L’extrait étudié est la tirade de Théramène, de « A peine nous sortions des portes de Trézène » jusqu’ à « Et que méconnaîtrait l’oeil même de son père ».

Pour une meilleure compréhension de l’œuvre, va voir ma fiche de lecture sur Phèdre de Racine.

Introduction

Phèdre est une des tragédies les plus célèbres de Racine. La pièce évoque la passion incestueuse de Phèdre pour son beau-fils Hippolyte.

Phèdre, croyant son époux Thésée mort, a révélé son amour pour Hippolyte. Mais son beau-fils repousse ses avances et le retour de Thésée conduit Phèdre à accuser Hippolyte de lui avoir déclaré son amour.

A l’acte IV, scène 2 Thésée maudit son fils et demande à Neptune de le venger.

Dans l’acte V, scène 6, Théramène, un messager, rapporte à Thésée les circonstances de la mort du jeune héros.

Questions possibles à l’oral de français sur l’acte 5 scène 6 de Phèdre :

♦ A travers cette scène 6 de l’acte 5, comment définiriez-vous le tragique ?
♦ Quels sont les différents registres dans cette scène et quels sont leurs effets ?
♦ Hippolyte est-il un héros épique ?
♦ A quoi sert le merveilleux dans cette scène ?
♦ Qu’est-ce qui rend cette scène théâtrale ?

Annonce du plan :

Racine, à travers Théramène, crée un récit théâtral (I) pour mettre en valeur un héros épique (II) qu’il enferme dans un univers tragique (III)

I – Un récit théâtral

A – Un récit pour sauvegarder les bienséances

La bienséance, une des règles du théâtre classique théorisée par Boileau, consiste à ne montrer sur scène que ce qui est conforme à l’opinion publique.
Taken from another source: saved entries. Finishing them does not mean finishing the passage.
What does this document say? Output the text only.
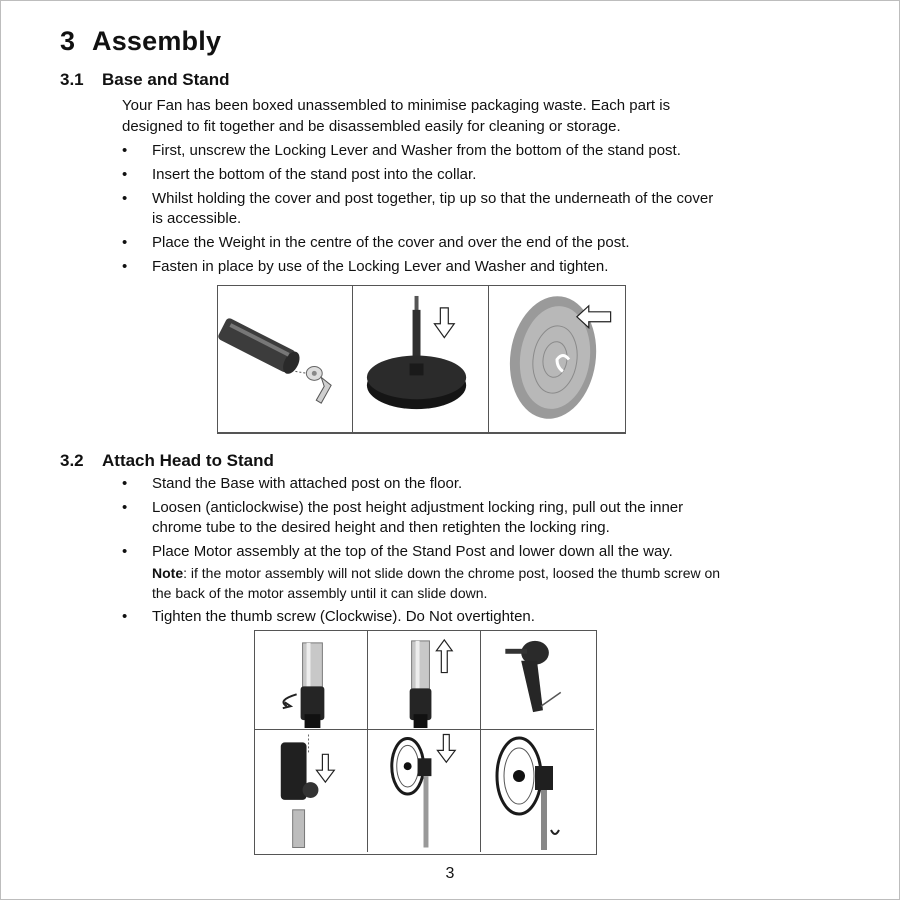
3 Assembly
3.1 Base and Stand

Your Fan has been boxed unassembled to minimise packaging waste. Each part is designed to fit together and be disassembled easily for cleaning or storage.

• First, unscrew the Locking Lever and Washer from the bottom of the stand post.
• Insert the bottom of the stand post into the collar.
• Whilst holding the cover and post together, tip up so that the underneath of the cover is accessible.
• Place the Weight in the centre of the cover and over the end of the post.
• Fasten in place by use of the Locking Lever and Washer and tighten.
3.2 Attach Head to Stand
• Stand the Base with attached post on the floor.
• Loosen (anticlockwise) the post height adjustment locking ring, pull out the inner chrome tube to the desired height and then retighten the locking ring.
• Place Motor assembly at the top of the Stand Post and lower down all the way.
Note: if the motor assembly will not slide down the chrome post, loosed the thumb screw on the back of the motor assembly until it can slide down.
• Tighten the thumb screw (Clockwise). Do Not overtighten.
3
La bienséance impose notamment de ne pas représenter sur scène des actes violents ou choquants.

Si elle avait été représentée, la scène 6 de l’acte 5 de Phèdre aurait heurté le bon goût et la sensibilité des spectateurs du 17ème siècle.

Le récit de Théramène permet donc de raconter la mort d’Hippolyte sans la faire voir mais en faisant appel à l’imagination du spectateur.

En effet, l’«effroyable cri», la «voix formidable», le «monstre sauvage» et ses mouvements suggérés par le vers «Sa croupe de recourbe en replis tortueux», et enfin le «généreux sang» d’Hippolyte sont autant d’épisodes impossibles à représenter sur une scène du 17ème siècle car les règles de la tragédie classique bannissaient tout excès, tout bruit excessif et tout mouvement.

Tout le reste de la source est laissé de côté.